The largest cyberattack in history has provided tech security experts and the enterprise architecture community with plenty of hard-earned lessons.
The so-called WannaCry ransomware attacks that affected computer users in 150 countries in mid-May underscored the need for stronger security measures on the part of companies and organizations. The cyberattack that started May 12 reportedly affected more than 230,000 computers by exploiting a vulnerability in the Microsoft Windows operating system.
The weakness was initially discovered by the US National Security Agency (NSA), which used the glitch for its own purpose. The vulnerability information was later stolen from the NSA and exploited by hackers who attempted to profit by infecting networks then demanding $300 to $600 in bitcoin for each computer on the network. As a result, it’s called ransomware.
The WannaCry attack highlights the need for more diligent maintenance of networks to reduce the chances of future episodes, pundits said.
“WannaCry points directly to why individuals and firms of all shapes and sizes need to update their software and operating systems,” Virginia Tech cybersecurity expert Eric Jardine said. “Far too many systemically important organizations, such as hospitals, are using no longer supported operating systems such as Microsoft Windows XP. WannaCry took advantage of that path dependency to devastating effect.”
CYBERATTACKS UNDERSCORE VALUE OF ENTERPRISE ARCHITECTS
The rising demand for cybersecurity protection underscores the value of enterprise architects. The proportion of organizations surveyed that have enterprise-wide digital strategies increased 52 percent in just two years, and those organizations with a chief digital officer have increased 39 percent over last year, according to a study by advisory firm KPMG LLP.
“To help deliver these complex digital strategies, organizations also report a huge demand for enterprise architects—the fastest growing technology skill this year, up 26 percent compared with 2016,” HealthData Management reported in early June.
Twenty-four percent of the people surveyed by the Centre for International Governance Innovation indicated they didn’t know what they would do if their devices were hacked and a ransom demanded. Just 16 percent of them indicated they would retrieve the data from a backup system.
“Eventually, we will all get hacked,” Jardine said. “What matters is how we handle it when the worst case scenario happens. Users need to back up files and employ some basic digital hygiene so that they can minimize risk and bounce back from the inevitable.”
The WannaCry attack mostly impacted operating systems that weren’t kept up to date with the latest fixes and security patches. As a result, many of the computers were operated by governmental users and large institutions such as hospitals.
Within four days after the initial attack, many of the computer owners had resolved the issue and slowed the spread of the computer virus.
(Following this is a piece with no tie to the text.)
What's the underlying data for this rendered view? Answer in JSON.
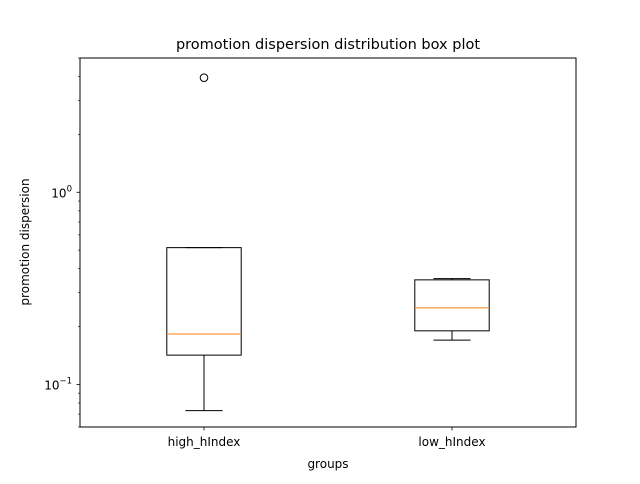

Security scams have since tried to take advantage of the episode by offering fake apps boasting the latest and greatest security features.
In May, Ray Klump, professor and director of the Master of Information Security program at Illinois-based Lewis University, suggested organizations take these steps to protect themselves from attacks like WannaCry:
- Enable automatic updates so operating systems are updated when Microsoft finds problems and fixes them.
- Upgrade to Windows 10 operating systems.
- Disable Microsoft’s server message block protocol.
The hackers reportedly collected nearly $127,000 in about 302 payments during the four-day WannaCry attack.
In late May, Krytos Logic, the Los Angeles-based security company, reported that computers with the Microsoft XP operating system weren’t affected.
Meanwhile, at Michigan State University, cybersecurity expert Thomas J. Holt, a professor of criminal justice, said such attacks take advantage of both hardware and software weaknesses.
“There are hundreds of vulnerabilities that have been identified in all manner of software, from the Microsoft operating system Windows to the web browsers that we use every day,” he said. “The life cycle of software and hardware, however, means that it is not possible to identify every flaw before it is made available to the public for use.”
There was a silver lining.
The WannaCry attack revealed both the vulnerability and resilience of networks, said Cornell assistant professor Rebecca Slayton, an expert on international security and cooperation.
She said, “It is a sober reminder that it only takes one mistaken click to compromise an entire organization; that computer systems, like all infrastructures, become unreliable without constant maintenance; and that human lives often depend on the reliable functioning of computers.”
Slayton also noted the ability of many networks to fend off the attack and quickly rebound with little damage. Many computers were protected by automated patching programs, and information technology systems were restored from backups.
“Nonetheless, the fact that the attack was a ripoff from the National Security Agency suggests the need to put resources into developing resilience rather than focusing on devising new cyberattacks,” she said. “What comes around goes around.”